Dodajmy, że że bydło, u którego stwierdzono wirus pryszczycy w gospodarstwie pod Berlinem nie wykazywało "podręcznikowych" objawów choroby. Chore osobniki były badane w kierunku choroby niebieskiego języka. Zbadano je także w kierunku pryszczycy i wykryto obecność wirusa - wyjaśnił Krzysztof Jażdżewski.
W całym tym epidemicznym nieszczęściu Polska miała trochę szczęścia - z powodu zagrożenia wspomnianą chorobą niebieskiego języka import bydła z Niemiec był ograniczony. W praktyce nie przywożono do Polski bydła z Brandenburgii w ostatnim okresie.
Rolnicy z Zachodniego Pomorza gwałtownie zareagowali na doniesienia o pryszczycy w Niemczech i ostrzeżenia polskich służb weterynaryjnych. Rolnicy pikietowali w poniedziałek w Kołbaskowie, domagając się od władz zaostrzenia kontroli transportów zwierząt z Niemiec.

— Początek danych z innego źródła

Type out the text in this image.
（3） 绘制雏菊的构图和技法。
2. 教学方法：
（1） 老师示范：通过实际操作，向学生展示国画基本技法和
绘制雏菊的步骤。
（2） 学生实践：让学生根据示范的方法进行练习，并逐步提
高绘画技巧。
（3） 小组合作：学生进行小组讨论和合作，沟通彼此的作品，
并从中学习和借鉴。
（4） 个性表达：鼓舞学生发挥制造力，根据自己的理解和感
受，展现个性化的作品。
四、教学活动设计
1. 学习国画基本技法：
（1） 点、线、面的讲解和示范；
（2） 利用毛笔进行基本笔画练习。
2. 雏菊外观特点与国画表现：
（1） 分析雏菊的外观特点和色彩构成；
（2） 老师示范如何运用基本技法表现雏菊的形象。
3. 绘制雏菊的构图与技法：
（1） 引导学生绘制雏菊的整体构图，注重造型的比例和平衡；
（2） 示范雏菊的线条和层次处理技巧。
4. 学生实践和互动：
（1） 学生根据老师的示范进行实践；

Uczestnicy protestu zaapelowali do resortu rolnictwa, aby podjęło działania, które zapobiegną przedostaniu się pryszczycy na terytorium Polski. "To będzie to kolejny gwóźdź do trumny polskiego rolnictwa" - tak o zagrożeniu pryszczycą mówili pikietujący rolnicy. Zasugerowali kontrolę ciężarówek wjeżdżających do Polski i stosowanie mat dezynfekujących.
Warto wyjaśnić, ze ognisko pryszczycy w Niemczech stwierdzono w stadzie... bawołów. W gospodarstwie hodowano zwierzęta hobbystycznie. Służby starają się wyjaśnić, czy pryszczycę kupiono w "pakiecie" wraz ze zwierzętami, które mogły pochodzić z krajów azjatyckich lub z Turcji, czy może stado w Brandenburgii zaraziło się od dzikich zwierząt już na miejscu - w Niemczech. Możliwe jest także zawleczenie pryszczycy z paszą.
Pewne jest jedno - w razie zawleczenia choroby i jej rozprzestrzenienia, konieczna będzie utylizacja całych stad i wypłata odszkodowań hodowcom (odszkodowania i tak nie pokryją rzeczywistych strat czy tzw. utraty podziewanych korzyści). Krótko mówiąc - pryszczyca jest zagrożeniem dla całej branży mięsnej - od hodowców, przez przetwórców po sprzedawców.
"Na ten moment zdecydowanie nie możemy powiedzieć, że zalewa nas wieprzowina z Niemiec. Transport w Brandenburgii, czyli rejonie wystąpienia pryszczycy, jest praktycznie zatrzymany. Nie ma tam praktycznie jakiegokolwiek przemieszczenia zwierząt. Wszystko jest na bieżąco kontrolowane" - gasi emocje cytowany wcześniej Tomasz Parzybut - szef Stowarzyszenia Rzeźników i Wędliniarzy RP. Ekspert tłumaczy w rozmowie ze Strefą Biznesu, że takie kraje jak Wielka Brytania wstrzymała jakiekolwiek transporty z choćby z najmniejszą domieszką mięsa z Niemiec (przyjmuje za to duże ilości mięsa i przetworów z Polski). Zakazy wprowadzają również kraje azjatyckie - Korea Południowa zamyka się całkowicie na mięso z Niemiec.
Tomasz Parzybut zaznacza, że nie chciałby sugerować, iż możemy skorzystać na aktualnej sytuacji, jest to jednak szansa na znaczne zwiększenie eksportu do krajów, które absolutnie nie przyjmą niemieckich wyrobów, a będą mięsa potrzebować.
Warto dodać, że ostatni raz pryszczycę stwierdzono w Polsce w latach 70. ubiegłego wieku. W Europie pojawiała się jednak także w XXI wieku - między innymi w Bułgarii i Anglii.